🤖 AI Summary
This work addresses the distortion of importance scores in feature attribution methods caused by missingness bias. To mitigate this issue, the authors propose MCal, a post-hoc correction approach that treats missingness bias as a superficial artifact in the output space of a frozen backbone model. MCal applies lightweight fine-tuning to a linear head without retraining or altering the original architecture. Relying solely on calibration within the output space, the method effectively alleviates missingness bias across diverse medical benchmarks—including vision, language, and tabular data—while matching or even surpassing the performance of existing heavyweight approaches.
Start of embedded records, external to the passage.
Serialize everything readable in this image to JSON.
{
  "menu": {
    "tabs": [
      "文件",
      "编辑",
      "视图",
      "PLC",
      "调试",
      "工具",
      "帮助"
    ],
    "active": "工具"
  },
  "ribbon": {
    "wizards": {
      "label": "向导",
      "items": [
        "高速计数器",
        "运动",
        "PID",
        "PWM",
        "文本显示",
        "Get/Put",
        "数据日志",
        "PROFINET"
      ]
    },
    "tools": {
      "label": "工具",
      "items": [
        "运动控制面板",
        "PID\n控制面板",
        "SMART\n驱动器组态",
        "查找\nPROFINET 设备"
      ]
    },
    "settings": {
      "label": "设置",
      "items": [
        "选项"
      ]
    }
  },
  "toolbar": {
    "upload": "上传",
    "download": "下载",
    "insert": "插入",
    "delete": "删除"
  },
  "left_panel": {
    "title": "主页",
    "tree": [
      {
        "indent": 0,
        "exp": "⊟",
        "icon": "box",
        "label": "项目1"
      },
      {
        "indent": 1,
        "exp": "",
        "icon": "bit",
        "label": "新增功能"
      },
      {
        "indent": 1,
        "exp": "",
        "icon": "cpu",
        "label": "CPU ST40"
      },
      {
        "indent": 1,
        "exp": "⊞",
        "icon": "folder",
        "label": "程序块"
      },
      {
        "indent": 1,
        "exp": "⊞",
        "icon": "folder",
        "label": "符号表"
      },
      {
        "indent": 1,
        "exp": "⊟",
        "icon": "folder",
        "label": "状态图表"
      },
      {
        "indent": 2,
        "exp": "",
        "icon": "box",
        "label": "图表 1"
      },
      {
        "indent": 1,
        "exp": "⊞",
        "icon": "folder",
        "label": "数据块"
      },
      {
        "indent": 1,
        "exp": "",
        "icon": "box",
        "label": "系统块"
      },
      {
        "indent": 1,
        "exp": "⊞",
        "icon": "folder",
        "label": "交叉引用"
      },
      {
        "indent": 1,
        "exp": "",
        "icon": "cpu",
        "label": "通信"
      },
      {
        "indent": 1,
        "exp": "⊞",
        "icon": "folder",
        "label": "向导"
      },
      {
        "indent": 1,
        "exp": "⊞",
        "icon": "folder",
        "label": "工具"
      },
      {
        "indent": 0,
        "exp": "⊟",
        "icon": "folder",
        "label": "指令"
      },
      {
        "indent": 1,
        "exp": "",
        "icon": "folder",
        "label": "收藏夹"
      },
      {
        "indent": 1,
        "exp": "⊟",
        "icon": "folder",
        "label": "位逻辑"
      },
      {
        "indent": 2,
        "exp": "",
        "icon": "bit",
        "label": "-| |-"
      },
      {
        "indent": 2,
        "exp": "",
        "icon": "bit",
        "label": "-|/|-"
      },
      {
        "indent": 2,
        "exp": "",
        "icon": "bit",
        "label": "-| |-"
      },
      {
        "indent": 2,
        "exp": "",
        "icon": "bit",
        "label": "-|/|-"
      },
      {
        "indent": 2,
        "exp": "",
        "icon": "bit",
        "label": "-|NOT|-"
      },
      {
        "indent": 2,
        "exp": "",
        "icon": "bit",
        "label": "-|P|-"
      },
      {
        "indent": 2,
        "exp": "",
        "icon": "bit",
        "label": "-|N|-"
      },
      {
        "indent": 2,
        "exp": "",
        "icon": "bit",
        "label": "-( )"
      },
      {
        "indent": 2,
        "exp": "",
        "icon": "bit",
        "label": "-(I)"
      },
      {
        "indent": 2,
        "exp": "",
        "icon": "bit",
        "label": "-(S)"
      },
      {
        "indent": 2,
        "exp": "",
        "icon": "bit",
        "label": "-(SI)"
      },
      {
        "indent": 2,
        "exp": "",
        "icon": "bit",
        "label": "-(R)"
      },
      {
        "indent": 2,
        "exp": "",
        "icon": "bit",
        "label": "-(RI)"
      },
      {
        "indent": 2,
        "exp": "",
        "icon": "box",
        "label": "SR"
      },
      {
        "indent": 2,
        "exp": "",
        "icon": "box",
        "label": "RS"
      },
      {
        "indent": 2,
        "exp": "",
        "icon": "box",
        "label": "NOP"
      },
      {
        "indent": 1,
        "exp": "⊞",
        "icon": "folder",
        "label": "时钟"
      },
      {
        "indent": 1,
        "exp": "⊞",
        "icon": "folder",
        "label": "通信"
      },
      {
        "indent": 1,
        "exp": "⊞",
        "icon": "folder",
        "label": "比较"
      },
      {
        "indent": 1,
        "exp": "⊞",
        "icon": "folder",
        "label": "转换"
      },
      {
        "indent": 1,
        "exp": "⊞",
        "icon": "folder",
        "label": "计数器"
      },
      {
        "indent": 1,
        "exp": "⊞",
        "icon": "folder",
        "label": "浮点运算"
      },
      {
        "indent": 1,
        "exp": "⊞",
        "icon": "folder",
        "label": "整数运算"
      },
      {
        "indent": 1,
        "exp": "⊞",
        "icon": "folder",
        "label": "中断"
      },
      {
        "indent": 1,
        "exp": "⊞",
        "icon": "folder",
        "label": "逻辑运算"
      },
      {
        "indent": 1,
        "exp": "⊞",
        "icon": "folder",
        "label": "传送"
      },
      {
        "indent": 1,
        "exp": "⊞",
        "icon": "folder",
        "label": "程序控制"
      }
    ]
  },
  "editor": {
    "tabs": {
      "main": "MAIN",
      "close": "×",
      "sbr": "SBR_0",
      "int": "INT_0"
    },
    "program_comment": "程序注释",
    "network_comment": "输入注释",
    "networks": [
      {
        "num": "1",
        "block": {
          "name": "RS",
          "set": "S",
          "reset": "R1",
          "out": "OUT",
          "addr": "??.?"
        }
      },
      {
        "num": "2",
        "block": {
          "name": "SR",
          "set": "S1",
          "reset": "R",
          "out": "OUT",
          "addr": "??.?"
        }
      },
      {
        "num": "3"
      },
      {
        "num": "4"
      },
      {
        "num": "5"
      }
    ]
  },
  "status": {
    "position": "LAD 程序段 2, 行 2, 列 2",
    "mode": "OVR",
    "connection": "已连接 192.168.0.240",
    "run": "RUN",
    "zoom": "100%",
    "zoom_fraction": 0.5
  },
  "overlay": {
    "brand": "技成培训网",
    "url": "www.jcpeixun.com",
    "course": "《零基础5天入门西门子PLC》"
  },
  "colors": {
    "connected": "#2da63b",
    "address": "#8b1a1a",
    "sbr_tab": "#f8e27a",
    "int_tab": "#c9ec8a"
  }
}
MCal thus offers a highly efficient and broadly applicable solution that maintains both computational economy and generalizability.
📝 Abstract
Popular explanation methods often produce unreliable feature importance scores due to missingness bias, a systematic distortion that arises when models are probed with ablated, out-of-distribution inputs. Existing solutions treat this as a deep representational flaw that requires expensive retraining or architectural modifications. In this work, we challenge this assumption and show that missingness bias can be effectively treated as a superficial artifact of the model's output space. We introduce MCal, a lightweight post-hoc method that corrects this bias by fine-tuning a simple linear head on the outputs of a frozen base model. Surprisingly, we find this simple correction consistently reduces missingness bias and is competitive with, or even outperforms, prior heavyweight approaches across diverse medical benchmarks spanning vision, language, and tabular domains.